Un psicólogo conocido amplía este quehacer a otras actividades, de manera que “sacraliza” cada pequeño acto, con el objeto de ayudar a sanar las áreas enfermas del cerebro o del alma. De hecho, es un poco zen.



Mi amiga Emma trabaja en el banco y estaba de los nervios el año pasado. El novio la había dejado y había entrado en una espiral hacia abajo que se aceleraba por momentos. Me pidió que le recomendara un médico para que le recetara algo.

Al día siguiente le dije que, después de haber estado pensando toda la noche, creía que no tenía edad ni motivos para tomar pastillas de este tipo. Le pedí que escribiera algo para mí. Cuando me entregó la hoja, vi que en su caligrafía había algunas letras que no se distinguían bien unas de otras, como la “t” y la “i”, y la “l”.

- Lo que tienes que hacer es ponerte a hacer buena letra. Mira, esta “t” no se parece en nada a una “t”. Además, unas letras son grandes, y otras pequeñas.

Me miró raro, se sonrió pensando que estaba loca.

Pasó un mes y tuve que ir al banco para hacer una transferencia. Me atendió Emma, que me rellenó los impresos necesarios con soltura. Cuando los vi, le dije:

- Veo que sigues de los nervios. Mira esta “j”, parece una “q”. Y haces separaciones en las palabras que no existen.

Esta vez me miró en serio, y me prometió que haría buena letra. Le pedí que me repitiera tres veces que me lo prometía, y lo hizo.

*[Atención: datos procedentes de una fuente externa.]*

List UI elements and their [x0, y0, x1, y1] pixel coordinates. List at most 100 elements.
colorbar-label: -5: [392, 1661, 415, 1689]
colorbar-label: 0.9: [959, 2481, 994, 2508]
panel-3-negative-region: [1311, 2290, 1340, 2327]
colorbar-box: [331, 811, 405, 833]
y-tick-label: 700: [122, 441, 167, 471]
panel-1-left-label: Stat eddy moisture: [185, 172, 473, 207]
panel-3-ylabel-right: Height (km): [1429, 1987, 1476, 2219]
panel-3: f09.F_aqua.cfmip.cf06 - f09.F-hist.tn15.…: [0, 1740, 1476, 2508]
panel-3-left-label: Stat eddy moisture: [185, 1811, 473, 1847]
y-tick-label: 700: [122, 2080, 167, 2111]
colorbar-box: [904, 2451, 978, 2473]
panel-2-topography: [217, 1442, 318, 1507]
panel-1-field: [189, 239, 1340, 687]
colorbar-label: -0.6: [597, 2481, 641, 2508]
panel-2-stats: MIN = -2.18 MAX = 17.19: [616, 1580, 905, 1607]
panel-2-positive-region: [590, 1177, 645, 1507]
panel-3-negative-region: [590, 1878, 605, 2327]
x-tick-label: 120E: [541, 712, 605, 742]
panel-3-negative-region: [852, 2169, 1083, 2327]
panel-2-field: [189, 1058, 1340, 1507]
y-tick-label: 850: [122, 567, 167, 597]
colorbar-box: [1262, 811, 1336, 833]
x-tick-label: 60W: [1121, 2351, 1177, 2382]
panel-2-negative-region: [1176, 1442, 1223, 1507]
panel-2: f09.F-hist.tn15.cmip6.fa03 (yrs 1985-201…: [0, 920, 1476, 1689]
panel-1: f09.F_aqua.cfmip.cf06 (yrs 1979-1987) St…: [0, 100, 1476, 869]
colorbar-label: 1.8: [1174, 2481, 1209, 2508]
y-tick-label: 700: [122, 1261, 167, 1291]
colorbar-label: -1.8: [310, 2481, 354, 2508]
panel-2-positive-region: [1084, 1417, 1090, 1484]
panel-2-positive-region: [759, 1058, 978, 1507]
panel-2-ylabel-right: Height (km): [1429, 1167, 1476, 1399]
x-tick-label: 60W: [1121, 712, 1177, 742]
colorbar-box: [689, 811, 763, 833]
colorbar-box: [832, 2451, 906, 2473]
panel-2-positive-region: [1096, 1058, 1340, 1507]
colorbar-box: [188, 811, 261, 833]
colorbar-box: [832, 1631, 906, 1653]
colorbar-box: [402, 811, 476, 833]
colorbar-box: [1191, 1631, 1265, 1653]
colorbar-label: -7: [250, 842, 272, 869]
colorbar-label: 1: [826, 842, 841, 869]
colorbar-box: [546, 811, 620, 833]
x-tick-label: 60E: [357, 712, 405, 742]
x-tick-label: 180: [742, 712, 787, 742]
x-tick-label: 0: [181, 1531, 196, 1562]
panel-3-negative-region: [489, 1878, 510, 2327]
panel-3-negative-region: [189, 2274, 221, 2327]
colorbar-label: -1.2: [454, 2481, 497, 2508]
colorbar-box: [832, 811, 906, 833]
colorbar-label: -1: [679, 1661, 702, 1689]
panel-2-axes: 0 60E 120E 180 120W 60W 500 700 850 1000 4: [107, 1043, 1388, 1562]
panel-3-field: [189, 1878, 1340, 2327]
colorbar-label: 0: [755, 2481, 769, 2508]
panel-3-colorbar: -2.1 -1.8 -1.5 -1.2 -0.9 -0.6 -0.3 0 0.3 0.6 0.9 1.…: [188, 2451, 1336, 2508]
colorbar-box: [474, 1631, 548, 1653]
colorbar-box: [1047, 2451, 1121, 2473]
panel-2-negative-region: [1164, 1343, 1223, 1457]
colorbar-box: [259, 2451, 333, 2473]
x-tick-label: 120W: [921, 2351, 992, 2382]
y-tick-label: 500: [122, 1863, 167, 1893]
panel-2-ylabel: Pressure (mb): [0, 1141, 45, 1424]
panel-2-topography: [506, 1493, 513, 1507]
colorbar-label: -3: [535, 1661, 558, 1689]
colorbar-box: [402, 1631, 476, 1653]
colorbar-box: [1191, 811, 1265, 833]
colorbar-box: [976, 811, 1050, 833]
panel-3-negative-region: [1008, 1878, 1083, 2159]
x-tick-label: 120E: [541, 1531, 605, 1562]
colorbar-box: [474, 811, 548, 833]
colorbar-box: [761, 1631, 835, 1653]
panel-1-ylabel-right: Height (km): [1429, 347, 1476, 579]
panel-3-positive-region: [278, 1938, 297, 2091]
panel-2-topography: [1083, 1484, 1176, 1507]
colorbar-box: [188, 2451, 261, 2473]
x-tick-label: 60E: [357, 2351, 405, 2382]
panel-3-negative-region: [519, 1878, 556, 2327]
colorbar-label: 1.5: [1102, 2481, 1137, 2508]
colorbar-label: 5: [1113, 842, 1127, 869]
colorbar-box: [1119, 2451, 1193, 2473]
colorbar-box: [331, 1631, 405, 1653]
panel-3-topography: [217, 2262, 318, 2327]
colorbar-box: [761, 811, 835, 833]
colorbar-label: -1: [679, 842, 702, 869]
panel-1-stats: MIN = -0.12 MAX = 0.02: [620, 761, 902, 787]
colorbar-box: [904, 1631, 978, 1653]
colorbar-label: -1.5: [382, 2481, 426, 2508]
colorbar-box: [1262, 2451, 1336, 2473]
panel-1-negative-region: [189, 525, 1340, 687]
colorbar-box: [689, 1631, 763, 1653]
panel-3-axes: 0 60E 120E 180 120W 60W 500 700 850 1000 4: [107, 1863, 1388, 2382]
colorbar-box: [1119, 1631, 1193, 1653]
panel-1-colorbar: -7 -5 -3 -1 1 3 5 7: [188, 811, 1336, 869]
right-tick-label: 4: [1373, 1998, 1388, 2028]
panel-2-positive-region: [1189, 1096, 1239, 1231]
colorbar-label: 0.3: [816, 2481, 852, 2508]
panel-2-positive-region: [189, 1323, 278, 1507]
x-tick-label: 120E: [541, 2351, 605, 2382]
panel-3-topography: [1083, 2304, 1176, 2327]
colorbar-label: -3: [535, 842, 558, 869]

Ayer estaba en la calle con dos bolsas llenas de hortalizas, y una sonrisa de oreja a oreja. Me contó que se casa en mayo con alguien que conoció el año pasado, que no ha necesitado tomar ningún medicamento, y además ha dejado de fumar. Le dije que me alegraba muchísimo por ella. Cuando nos despedimos, me dijo que ahora hacía buena letra.

Muchas veces es posible modificar nuestras sensaciones de tristeza, abandono, soledad y desesperación, con actos tan ajenos como hacer las cosas bien, con esmero, fijando en nuestras neuronas la manera correcta de hacerlas, tocando un pasaje musical de la manera correcta una y otra vez, y ni una sola vez mal, intentando escribir bien, con tintas de colores que nos gusten, con letra regular y clara. Otras veces se puede conseguir el mismo efecto sonriendo, o encontrando el lado divertido a lo malo, o añadiendo sentido del humor a las situaciones violentas, o surrealismo a los acontecimientos fastidiosos, o intentando sentirse sereno, motivado y de buen humor ante las adversidades.

No es necesario que ocurran cosas buenas para sentirse bien. Hay que sentirse bien para que ocurran cosas buenas. No se trata de filosofía ni de autoayuda ni nada por el estilo. Se trata de una simple técnica que funciona.